Weaver v London Quadrant Housing Trust
17 February 2009
[2009] EWCA 235
Facts:
The C applied for a protective costs order in judicial review proceedings against her landlord. An important issue for the D, a registered social landlord, was whether it was a public authority for the purposes of the Human Rights Act and was amenable to judicial review. It lost on this point at first instance, though the court dismissed the challenge to the notice seeking possession on the facts. It therefore obtained leave to appeal to the Court of Appeal. The matter was of great general concern to registered social landlords generally. The Legal Services Commission had said that it would fund leading and junior counsel for the appeal but only on condition that it would not pay the D's costs if it won. The Court had not imposed conditions on the appeal as it could have done, e.g. that the D should pay the C's costs if it won. The D resisted the making of a protective costs order, saying that the principles in R (Corner House Research) v SSTI [2005] 1 WLR 2600 at paragraph 74 did not apply.
Held:
(1) The basic approach is that the court should, in its discretion, do what is fair and just having regard to a number of considerations.
(2) There could be no doubt that the case was one of great importance, particularly to the D.

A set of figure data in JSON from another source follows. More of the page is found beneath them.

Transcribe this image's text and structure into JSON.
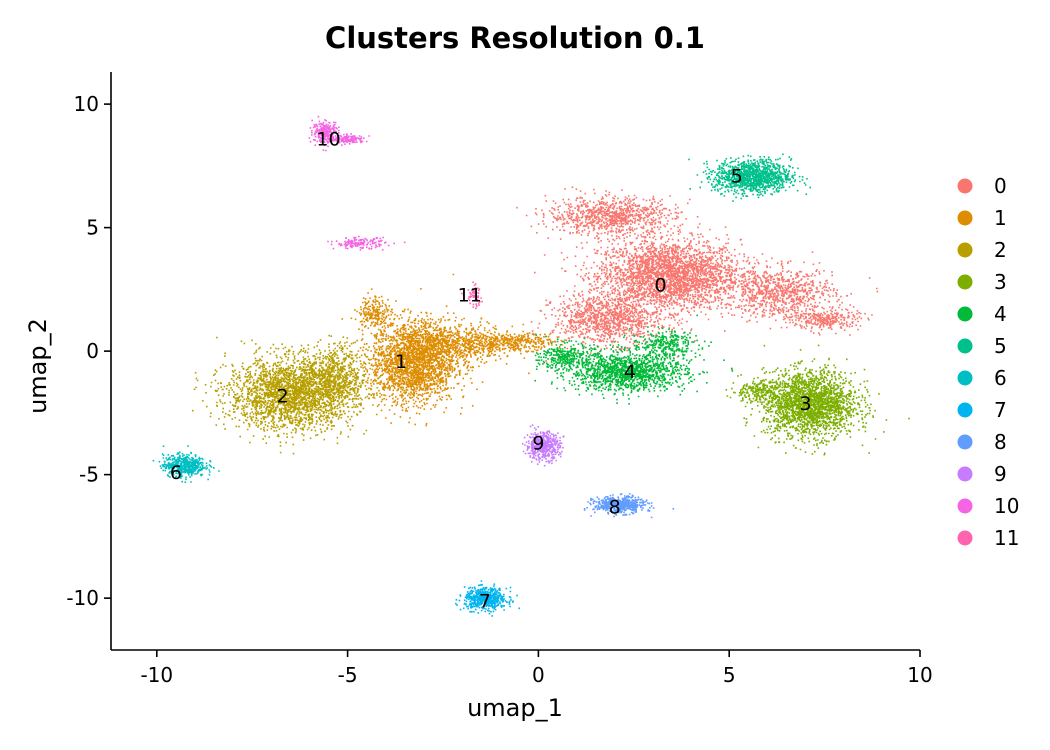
{
  "chart_data": {
    "type": "scatter",
    "title": "Clusters Resolution 0.1",
    "xlabel": "umap_1",
    "ylabel": "umap_2",
    "xlim": [
      -11.2,
      10
    ],
    "ylim": [
      -12.1,
      11.3
    ],
    "x_ticks": [
      -10,
      -5,
      0,
      5,
      10
    ],
    "x_tick_labels": [
      "-10",
      "-5",
      "0",
      "5",
      "10"
    ],
    "y_ticks": [
      -10,
      -5,
      0,
      5,
      10
    ],
    "y_tick_labels": [
      "-10",
      "-5",
      "0",
      "5",
      "10"
    ],
    "grid": false,
    "legend_position": "right",
    "series": [
      {
        "name": "0",
        "label": "0",
        "color": "#F8766D",
        "label_pos": [
          3.2,
          2.7
        ],
        "blobs": [
          [
            3.4,
            3.1,
            1.7,
            1.3,
            2800
          ],
          [
            1.8,
            1.3,
            1.3,
            0.9,
            1000
          ],
          [
            1.9,
            5.5,
            1.5,
            0.7,
            900
          ],
          [
            6.3,
            2.4,
            1.3,
            0.9,
            800
          ],
          [
            7.5,
            1.3,
            0.8,
            0.4,
            300
          ]
        ]
      },
      {
        "name": "1",
        "label": "1",
        "color": "#DE8C00",
        "label_pos": [
          -3.6,
          -0.4
        ],
        "blobs": [
          [
            -3.3,
            -0.4,
            1.0,
            1.5,
            2200
          ],
          [
            -2.1,
            0.3,
            1.3,
            0.7,
            700
          ],
          [
            -0.6,
            0.4,
            0.9,
            0.3,
            300
          ],
          [
            -4.3,
            1.6,
            0.4,
            0.6,
            200
          ]
        ]
      },
      {
        "name": "2",
        "label": "2",
        "color": "#B79F00",
        "label_pos": [
          -6.7,
          -1.8
        ],
        "blobs": [
          [
            -6.5,
            -1.7,
            1.5,
            1.3,
            2400
          ],
          [
            -5.4,
            -1.0,
            0.8,
            1.2,
            600
          ]
        ]
      },
      {
        "name": "3",
        "label": "3",
        "color": "#7CAE00",
        "label_pos": [
          7.0,
          -2.1
        ],
        "blobs": [
          [
            7.1,
            -2.1,
            1.1,
            1.2,
            2200
          ],
          [
            5.7,
            -1.6,
            0.6,
            0.4,
            200
          ]
        ]
      },
      {
        "name": "4",
        "label": "4",
        "color": "#00BA38",
        "label_pos": [
          2.4,
          -0.8
        ],
        "blobs": [
          [
            2.3,
            -0.8,
            1.4,
            0.7,
            1400
          ],
          [
            0.7,
            -0.2,
            0.6,
            0.5,
            300
          ],
          [
            3.3,
            0.3,
            0.8,
            0.5,
            300
          ]
        ]
      },
      {
        "name": "5",
        "label": "5",
        "color": "#00C08B",
        "label_pos": [
          5.2,
          7.1
        ],
        "blobs": [
          [
            5.6,
            7.1,
            0.9,
            0.6,
            1200
          ]
        ]
      },
      {
        "name": "6",
        "label": "6",
        "color": "#00BFC4",
        "label_pos": [
          -9.5,
          -4.9
        ],
        "blobs": [
          [
            -9.3,
            -4.6,
            0.5,
            0.4,
            500
          ]
        ]
      },
      {
        "name": "7",
        "label": "7",
        "color": "#00B4F0",
        "label_pos": [
          -1.4,
          -10.1
        ],
        "blobs": [
          [
            -1.4,
            -10.0,
            0.5,
            0.4,
            550
          ]
        ]
      },
      {
        "name": "8",
        "label": "8",
        "color": "#619CFF",
        "label_pos": [
          2.0,
          -6.3
        ],
        "blobs": [
          [
            2.1,
            -6.2,
            0.6,
            0.3,
            550
          ]
        ]
      },
      {
        "name": "9",
        "label": "9",
        "color": "#C77CFF",
        "label_pos": [
          0.0,
          -3.7
        ],
        "blobs": [
          [
            0.1,
            -3.8,
            0.4,
            0.5,
            500
          ]
        ]
      },
      {
        "name": "10",
        "label": "10",
        "color": "#F564E3",
        "label_pos": [
          -5.5,
          8.6
        ],
        "blobs": [
          [
            -5.6,
            8.9,
            0.3,
            0.4,
            250
          ],
          [
            -5.0,
            8.6,
            0.4,
            0.15,
            150
          ],
          [
            -4.7,
            4.4,
            0.6,
            0.2,
            150
          ]
        ]
      },
      {
        "name": "11",
        "label": "11",
        "color": "#FF64B0",
        "label_pos": [
          -1.8,
          2.3
        ],
        "blobs": [
          [
            -1.7,
            2.2,
            0.2,
            0.4,
            60
          ]
        ]
      }
    ]
  }
}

(3) If the C did not obtain the PCO then either the intervener, the Equality Rights Commission, would have to provide the necessary representation or an amicus would have to be appointed. In neither case could the D recover its costs. There was therefore an air of unreality about the D's position.
(4) The Court had not been referred to any case where a PCO was sought by a respondent to an appeal. The principles had been developed to deal with an appellant who would not continue with an appeal unless a PCO was made. That was not the case here. Thus the Corner House principles could not be applied precisely but it was appropriate to make a PCO.
(5) The D maintained that the C had a private interest in the outcome such that a PCO should not be made, following Goodson v HM Coroner for Bedfordshire and Luton [2005] EWCA Civ 1172 and R v Lord Chancellor, ex parte Child Poverty Action Group [1999] 1 WLR 347. The Court disagreed that she had a private interest of a sort to render her ineligible for a PCO.
(6) By analogy with Corner House the C would play no further part in proceedings if the PCO were not granted.
(7) The PCO should be made, stipulating that the Trust could not seek to recover its costs against the C or the LSC.
Comment:
The principles in Corner House are not to be applied rigidly.